Dissertation Defense: Efficient Synthesis Methods for High-Quality Approximate Computing Circuits and Architectures
Date: 2023/05/17 - 2023/05/17
Dissertation Title: Efficient Synthesis Methods for High-Quality Approximate Computing Circuits and Architectures
Speaker: Chang Meng, Ph.D. candidate at UM-SJTU Joint Institute
Time: May 17th from 1:30 p.m., 2023 (Beijing Time)

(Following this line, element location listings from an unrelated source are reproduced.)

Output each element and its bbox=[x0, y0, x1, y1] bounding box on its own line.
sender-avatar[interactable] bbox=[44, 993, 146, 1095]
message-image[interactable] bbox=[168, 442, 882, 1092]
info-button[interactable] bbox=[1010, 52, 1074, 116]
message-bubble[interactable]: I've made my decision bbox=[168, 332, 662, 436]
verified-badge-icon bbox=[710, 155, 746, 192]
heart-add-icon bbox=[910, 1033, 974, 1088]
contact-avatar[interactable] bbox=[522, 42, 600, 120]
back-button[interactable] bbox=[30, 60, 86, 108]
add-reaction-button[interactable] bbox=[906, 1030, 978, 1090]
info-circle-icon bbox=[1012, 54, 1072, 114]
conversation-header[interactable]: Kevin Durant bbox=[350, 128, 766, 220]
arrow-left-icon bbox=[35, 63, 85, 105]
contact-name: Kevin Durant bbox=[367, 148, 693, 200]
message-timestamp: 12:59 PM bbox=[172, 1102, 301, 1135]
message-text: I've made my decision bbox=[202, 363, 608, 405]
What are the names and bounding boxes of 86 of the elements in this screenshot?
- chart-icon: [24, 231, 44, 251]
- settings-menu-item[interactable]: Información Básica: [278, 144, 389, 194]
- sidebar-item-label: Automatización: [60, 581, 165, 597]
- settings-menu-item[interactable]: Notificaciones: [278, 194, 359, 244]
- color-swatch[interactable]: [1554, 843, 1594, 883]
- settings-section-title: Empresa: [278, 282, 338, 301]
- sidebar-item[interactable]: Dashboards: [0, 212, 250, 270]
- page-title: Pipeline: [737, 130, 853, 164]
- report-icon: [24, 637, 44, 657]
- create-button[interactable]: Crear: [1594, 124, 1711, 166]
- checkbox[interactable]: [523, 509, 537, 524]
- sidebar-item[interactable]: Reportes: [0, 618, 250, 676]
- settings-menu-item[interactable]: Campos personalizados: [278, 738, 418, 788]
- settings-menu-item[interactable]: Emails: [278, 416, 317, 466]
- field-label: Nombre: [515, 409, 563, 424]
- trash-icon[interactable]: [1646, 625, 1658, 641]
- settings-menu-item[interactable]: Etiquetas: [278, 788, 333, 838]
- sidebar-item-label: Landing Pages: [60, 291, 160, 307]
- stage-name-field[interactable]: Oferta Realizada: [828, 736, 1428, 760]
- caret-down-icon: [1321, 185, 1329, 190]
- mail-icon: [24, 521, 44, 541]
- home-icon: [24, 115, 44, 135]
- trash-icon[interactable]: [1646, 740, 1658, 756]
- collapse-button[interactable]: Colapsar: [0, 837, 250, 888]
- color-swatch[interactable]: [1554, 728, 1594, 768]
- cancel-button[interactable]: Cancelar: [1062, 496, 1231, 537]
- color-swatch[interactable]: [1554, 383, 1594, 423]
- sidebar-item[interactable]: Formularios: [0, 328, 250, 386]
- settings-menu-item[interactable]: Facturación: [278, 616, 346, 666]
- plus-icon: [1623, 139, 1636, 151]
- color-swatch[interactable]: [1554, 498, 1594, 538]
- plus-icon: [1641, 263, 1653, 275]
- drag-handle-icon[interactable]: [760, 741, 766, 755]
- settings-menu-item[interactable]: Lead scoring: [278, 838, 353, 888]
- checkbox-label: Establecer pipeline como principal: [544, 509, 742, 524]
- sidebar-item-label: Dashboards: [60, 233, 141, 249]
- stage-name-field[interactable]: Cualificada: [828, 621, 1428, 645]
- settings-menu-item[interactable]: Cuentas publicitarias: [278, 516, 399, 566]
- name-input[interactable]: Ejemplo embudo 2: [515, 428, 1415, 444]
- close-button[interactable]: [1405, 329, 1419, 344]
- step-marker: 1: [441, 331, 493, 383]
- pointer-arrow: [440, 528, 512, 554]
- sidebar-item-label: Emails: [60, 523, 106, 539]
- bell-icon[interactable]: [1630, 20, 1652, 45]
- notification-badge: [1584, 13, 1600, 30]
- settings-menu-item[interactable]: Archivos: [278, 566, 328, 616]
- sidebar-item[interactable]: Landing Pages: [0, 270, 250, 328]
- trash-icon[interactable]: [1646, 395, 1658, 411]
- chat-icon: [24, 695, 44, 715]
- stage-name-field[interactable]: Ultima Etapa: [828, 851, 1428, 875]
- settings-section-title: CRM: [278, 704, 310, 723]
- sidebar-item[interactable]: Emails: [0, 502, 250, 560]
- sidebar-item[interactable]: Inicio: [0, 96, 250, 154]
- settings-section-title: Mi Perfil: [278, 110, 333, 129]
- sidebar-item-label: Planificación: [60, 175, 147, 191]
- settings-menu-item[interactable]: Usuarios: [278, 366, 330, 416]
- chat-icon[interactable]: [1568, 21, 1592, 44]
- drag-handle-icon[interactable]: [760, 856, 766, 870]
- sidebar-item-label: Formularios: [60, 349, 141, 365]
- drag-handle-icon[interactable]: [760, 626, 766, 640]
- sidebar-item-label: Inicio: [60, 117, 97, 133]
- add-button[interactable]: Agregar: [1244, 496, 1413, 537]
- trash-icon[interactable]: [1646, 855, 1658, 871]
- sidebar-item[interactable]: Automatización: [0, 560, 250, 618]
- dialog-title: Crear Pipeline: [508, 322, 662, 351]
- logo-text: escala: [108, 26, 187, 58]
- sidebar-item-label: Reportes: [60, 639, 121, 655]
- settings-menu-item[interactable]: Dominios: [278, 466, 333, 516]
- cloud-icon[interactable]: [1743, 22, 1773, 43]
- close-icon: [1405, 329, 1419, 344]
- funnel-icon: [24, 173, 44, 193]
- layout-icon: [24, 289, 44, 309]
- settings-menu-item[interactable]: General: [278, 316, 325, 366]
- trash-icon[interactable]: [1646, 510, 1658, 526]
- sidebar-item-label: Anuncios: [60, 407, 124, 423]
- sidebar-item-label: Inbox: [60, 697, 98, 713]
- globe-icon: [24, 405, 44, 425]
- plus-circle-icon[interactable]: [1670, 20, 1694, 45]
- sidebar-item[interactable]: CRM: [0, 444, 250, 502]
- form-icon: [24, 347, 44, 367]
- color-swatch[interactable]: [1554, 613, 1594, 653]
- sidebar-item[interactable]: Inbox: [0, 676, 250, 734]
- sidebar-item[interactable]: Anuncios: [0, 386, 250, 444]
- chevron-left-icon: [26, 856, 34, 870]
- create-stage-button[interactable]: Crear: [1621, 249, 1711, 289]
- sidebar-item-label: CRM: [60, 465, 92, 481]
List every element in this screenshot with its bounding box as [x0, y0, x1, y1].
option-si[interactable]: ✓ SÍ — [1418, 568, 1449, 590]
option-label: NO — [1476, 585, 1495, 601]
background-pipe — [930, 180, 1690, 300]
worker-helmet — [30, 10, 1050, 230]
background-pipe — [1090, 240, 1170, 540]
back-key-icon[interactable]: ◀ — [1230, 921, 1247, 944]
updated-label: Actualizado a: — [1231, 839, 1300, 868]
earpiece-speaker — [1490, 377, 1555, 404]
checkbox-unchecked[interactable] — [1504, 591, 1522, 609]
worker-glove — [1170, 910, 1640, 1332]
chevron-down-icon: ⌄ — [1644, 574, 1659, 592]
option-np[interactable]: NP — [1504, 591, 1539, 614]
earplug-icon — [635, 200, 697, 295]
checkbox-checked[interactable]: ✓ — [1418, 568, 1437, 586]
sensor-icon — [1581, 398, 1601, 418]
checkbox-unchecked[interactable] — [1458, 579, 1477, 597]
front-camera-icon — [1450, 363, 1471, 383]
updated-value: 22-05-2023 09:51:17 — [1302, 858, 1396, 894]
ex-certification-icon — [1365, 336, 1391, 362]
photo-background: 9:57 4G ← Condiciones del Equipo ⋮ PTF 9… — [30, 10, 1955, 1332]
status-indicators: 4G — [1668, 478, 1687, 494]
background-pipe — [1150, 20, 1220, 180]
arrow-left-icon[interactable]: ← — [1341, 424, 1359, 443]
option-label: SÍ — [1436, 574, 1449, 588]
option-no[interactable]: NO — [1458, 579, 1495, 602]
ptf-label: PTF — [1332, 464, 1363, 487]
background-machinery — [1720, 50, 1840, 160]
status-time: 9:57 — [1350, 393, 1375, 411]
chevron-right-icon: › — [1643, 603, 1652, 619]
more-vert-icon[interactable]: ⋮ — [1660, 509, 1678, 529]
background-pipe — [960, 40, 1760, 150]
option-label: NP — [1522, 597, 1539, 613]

Location: Room 414B, Longbin Building
Abstract
As complexity of VLSI designs increases and transistor size shrinks, it is increasingly difficult to reduce area, delay, and power of computing systems by conventional design methods. Approximate computing is a novel design paradigm that can improve design quality by introducing small errors. It can be widely applied in error-tolerant applications such as data mining, image processing, and machine learning. This dissertation focuses on developing efficient methods for high-quality approximate computing circuits and architectures. It proposes area- and delay-driven approximate logic synthesis (ALS) methods and acceleration techniques for ALS. It also designs a low-power, high-speed approximate lookup table architecture. The proposed methods advance research on approximate computing and facilitate VLSI designs in the post-Moore era.
Biography
Chang Meng received the B.S. degree in communication engineering from Nanjing University of Science and Technology in 2018. He is currently a Ph.D. candidate at the UM-SJTU Joint Institute, supervised by Prof. Weikang Qian. His research mainly focuses on electronic design automation (EDA), especially the logic synthesis and verification of emerging computing paradigms. He has published 6 top conference and journal papers as the first or co-first author in the field of EDA, including DAC, ICCAD, DATE, and TCAD.